The DUP has confirmed that it will be voting against Theresa May’s Brexit deal this evening. A party spokesman said that ‘sufficient progress has not been achieved at this time’ and that ‘it is clear that the risks remain that the UK would be unable to lawfully exit the backstop were it to be activated’. Along with the European Research Group’s recommendation to vote down the deal, this means that the Prime Minister’s strategy of trying to win over the DUP and the Brexiteers in her own party has failed. It means that she is facing a landslide defeat tonight.
The Commons benches behind the Prime Minister as she is giving her speech at the start of the debate are eerily empty, almost as if a good number of Conservative MPs can’t face being there to watch government disintegrating. Some are urging her to delay the vote by 24 hours to give MPs time to debate the deal properly – and, of course, to find some kind of compromise. Others are pressing her on whether there is any chance of further negotiating from the European Union, to which May has insisted that this is the very best deal she can get from leaders. She had to ‘pursue the art of the possible’, she claimed.

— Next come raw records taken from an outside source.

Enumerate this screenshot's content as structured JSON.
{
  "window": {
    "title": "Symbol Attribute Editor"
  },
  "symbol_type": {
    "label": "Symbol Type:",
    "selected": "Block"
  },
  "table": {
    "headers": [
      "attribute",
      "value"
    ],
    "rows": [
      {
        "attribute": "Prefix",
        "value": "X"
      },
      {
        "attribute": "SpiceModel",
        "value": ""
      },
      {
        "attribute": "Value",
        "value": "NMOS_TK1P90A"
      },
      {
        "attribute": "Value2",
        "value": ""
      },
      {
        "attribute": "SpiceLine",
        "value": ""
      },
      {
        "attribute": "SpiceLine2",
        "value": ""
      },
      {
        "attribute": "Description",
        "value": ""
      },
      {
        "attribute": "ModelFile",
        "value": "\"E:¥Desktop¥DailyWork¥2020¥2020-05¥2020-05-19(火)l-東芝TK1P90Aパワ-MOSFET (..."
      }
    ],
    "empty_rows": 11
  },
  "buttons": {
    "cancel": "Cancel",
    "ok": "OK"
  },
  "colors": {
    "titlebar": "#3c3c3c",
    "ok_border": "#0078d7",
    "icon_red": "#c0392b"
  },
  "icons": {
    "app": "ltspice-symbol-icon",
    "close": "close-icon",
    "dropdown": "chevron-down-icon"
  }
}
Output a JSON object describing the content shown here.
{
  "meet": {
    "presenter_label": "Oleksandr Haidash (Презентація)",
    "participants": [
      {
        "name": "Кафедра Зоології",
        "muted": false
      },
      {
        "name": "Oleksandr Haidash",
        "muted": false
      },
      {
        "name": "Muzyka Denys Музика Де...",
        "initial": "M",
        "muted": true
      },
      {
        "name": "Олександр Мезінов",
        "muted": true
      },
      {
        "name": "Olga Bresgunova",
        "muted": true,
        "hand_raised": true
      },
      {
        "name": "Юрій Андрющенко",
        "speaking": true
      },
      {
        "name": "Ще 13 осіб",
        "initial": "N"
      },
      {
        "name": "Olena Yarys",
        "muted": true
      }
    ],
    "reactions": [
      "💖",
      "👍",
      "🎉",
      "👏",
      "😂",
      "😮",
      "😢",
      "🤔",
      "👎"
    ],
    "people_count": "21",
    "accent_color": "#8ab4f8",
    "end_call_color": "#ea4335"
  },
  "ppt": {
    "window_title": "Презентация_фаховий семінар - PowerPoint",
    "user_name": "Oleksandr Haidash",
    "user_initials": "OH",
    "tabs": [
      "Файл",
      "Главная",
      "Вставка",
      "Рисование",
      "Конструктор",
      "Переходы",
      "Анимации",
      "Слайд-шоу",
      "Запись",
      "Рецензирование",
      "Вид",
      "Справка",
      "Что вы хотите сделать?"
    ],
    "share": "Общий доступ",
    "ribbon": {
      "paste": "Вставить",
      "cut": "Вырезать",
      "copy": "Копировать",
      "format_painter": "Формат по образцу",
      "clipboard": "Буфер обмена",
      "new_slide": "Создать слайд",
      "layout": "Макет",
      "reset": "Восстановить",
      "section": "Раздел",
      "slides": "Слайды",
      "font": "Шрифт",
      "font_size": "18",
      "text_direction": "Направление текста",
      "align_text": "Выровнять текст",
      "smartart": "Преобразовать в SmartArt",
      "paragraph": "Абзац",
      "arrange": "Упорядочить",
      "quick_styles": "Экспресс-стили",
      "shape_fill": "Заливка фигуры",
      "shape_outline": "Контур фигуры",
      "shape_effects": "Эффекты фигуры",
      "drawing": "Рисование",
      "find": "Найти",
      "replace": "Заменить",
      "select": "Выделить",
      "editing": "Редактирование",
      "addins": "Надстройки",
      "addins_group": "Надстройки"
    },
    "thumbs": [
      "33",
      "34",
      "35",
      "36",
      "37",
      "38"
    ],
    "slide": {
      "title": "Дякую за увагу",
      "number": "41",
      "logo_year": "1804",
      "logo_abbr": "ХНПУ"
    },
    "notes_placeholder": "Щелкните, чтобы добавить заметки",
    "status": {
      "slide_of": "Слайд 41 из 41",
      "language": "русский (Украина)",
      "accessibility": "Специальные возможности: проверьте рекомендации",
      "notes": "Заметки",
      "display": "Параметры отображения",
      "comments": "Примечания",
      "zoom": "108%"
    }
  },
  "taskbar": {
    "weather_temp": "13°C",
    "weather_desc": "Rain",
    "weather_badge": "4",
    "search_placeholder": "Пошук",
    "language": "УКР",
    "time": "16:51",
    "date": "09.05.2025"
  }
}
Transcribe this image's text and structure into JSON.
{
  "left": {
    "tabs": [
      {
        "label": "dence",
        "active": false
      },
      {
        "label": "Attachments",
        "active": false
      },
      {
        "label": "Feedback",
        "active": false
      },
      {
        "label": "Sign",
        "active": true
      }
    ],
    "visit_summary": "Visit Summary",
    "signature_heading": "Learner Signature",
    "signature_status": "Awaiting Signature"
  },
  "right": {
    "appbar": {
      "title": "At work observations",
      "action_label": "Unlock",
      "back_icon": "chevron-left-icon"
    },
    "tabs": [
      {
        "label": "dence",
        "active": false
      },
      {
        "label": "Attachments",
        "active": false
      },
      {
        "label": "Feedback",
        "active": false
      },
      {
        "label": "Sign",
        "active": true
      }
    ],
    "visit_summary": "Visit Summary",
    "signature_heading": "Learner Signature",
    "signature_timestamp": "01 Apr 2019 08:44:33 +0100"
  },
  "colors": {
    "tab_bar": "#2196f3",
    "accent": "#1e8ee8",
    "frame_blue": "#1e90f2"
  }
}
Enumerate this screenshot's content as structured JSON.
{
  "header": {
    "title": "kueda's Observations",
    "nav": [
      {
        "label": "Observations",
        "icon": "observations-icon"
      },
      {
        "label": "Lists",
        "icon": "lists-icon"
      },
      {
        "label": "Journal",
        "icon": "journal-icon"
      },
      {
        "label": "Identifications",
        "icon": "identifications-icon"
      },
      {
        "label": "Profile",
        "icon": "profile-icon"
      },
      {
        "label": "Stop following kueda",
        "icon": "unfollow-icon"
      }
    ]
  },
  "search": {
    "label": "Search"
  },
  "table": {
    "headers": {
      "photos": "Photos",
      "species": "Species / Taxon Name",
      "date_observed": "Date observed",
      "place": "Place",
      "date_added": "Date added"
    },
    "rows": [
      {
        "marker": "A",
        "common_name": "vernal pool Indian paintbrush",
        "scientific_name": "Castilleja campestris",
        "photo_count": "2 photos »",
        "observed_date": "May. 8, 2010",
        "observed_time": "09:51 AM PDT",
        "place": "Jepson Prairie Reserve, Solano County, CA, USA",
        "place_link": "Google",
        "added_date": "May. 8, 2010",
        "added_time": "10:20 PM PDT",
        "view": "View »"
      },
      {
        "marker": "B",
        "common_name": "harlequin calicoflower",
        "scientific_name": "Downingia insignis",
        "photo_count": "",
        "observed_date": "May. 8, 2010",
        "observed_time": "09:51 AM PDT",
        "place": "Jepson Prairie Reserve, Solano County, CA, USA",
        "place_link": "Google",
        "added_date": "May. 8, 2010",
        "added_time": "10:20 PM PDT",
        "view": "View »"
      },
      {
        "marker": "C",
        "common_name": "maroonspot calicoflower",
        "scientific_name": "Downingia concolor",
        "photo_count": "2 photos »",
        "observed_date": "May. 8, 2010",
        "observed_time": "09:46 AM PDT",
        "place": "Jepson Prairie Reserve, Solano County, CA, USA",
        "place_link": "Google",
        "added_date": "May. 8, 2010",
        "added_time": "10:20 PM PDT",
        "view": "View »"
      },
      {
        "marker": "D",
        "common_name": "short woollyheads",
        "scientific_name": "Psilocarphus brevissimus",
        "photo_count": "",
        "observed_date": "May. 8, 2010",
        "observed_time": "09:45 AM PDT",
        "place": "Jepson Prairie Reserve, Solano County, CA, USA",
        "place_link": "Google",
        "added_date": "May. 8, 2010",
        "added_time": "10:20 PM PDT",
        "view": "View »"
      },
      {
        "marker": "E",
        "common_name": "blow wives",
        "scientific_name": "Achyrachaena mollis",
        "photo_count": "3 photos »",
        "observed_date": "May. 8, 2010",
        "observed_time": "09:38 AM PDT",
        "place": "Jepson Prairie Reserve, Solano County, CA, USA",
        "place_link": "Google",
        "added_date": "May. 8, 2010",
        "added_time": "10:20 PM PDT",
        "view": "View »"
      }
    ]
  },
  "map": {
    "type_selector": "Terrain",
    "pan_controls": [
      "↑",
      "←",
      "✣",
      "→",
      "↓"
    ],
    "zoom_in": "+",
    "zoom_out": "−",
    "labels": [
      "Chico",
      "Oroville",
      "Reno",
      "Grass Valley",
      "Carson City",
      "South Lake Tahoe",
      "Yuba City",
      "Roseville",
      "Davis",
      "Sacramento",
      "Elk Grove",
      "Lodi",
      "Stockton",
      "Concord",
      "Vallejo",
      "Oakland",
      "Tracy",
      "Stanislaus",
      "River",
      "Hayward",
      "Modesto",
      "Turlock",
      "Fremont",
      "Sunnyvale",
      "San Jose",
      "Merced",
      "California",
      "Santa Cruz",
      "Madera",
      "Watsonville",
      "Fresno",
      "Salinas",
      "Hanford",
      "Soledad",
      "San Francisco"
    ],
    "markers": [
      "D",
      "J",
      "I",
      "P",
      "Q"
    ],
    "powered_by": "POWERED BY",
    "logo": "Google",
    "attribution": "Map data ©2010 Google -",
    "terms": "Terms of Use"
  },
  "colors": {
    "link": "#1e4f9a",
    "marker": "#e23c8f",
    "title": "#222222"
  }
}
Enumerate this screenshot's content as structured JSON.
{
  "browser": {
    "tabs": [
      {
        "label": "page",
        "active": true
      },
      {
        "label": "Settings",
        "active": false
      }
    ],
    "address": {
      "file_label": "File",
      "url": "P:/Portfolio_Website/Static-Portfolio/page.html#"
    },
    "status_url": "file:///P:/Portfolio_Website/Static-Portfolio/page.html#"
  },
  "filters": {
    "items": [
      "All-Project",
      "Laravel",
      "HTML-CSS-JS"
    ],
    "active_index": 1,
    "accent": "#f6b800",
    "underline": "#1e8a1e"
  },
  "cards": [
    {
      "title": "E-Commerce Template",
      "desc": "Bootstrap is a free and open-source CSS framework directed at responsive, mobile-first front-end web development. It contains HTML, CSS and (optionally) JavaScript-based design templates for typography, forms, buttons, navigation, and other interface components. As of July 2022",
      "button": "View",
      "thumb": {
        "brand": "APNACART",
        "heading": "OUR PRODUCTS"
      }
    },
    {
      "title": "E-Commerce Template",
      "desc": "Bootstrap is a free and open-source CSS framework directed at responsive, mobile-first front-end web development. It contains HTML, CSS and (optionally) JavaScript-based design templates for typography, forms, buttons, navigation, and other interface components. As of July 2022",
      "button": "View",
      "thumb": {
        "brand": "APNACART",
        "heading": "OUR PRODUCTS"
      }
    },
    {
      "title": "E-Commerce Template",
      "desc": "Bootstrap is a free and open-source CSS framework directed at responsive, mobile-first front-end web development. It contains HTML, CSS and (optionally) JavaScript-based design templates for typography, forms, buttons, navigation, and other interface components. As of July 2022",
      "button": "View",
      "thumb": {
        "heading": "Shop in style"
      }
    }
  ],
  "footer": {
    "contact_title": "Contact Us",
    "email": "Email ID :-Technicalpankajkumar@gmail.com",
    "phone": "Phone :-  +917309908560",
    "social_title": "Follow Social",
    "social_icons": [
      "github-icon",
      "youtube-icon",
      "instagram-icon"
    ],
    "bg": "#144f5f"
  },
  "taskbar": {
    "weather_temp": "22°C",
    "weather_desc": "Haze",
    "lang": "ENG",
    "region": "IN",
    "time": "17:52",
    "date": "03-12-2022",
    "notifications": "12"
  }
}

There is a split in the European Research Group about whether to back the deal or not, despite its official recommendation. But it’s difficult to see the numbers aligning for May to succeed. Now that a defeat tonight seems inevitable, the whips will be trying to work out how to manage the next few days. Chief Whip Julian Smith’s phone appears to be melting in his hand on the front bench. Wherever the missing Tory MPs are, he will be trying to find them in an attempt to shore up the Prime Minister.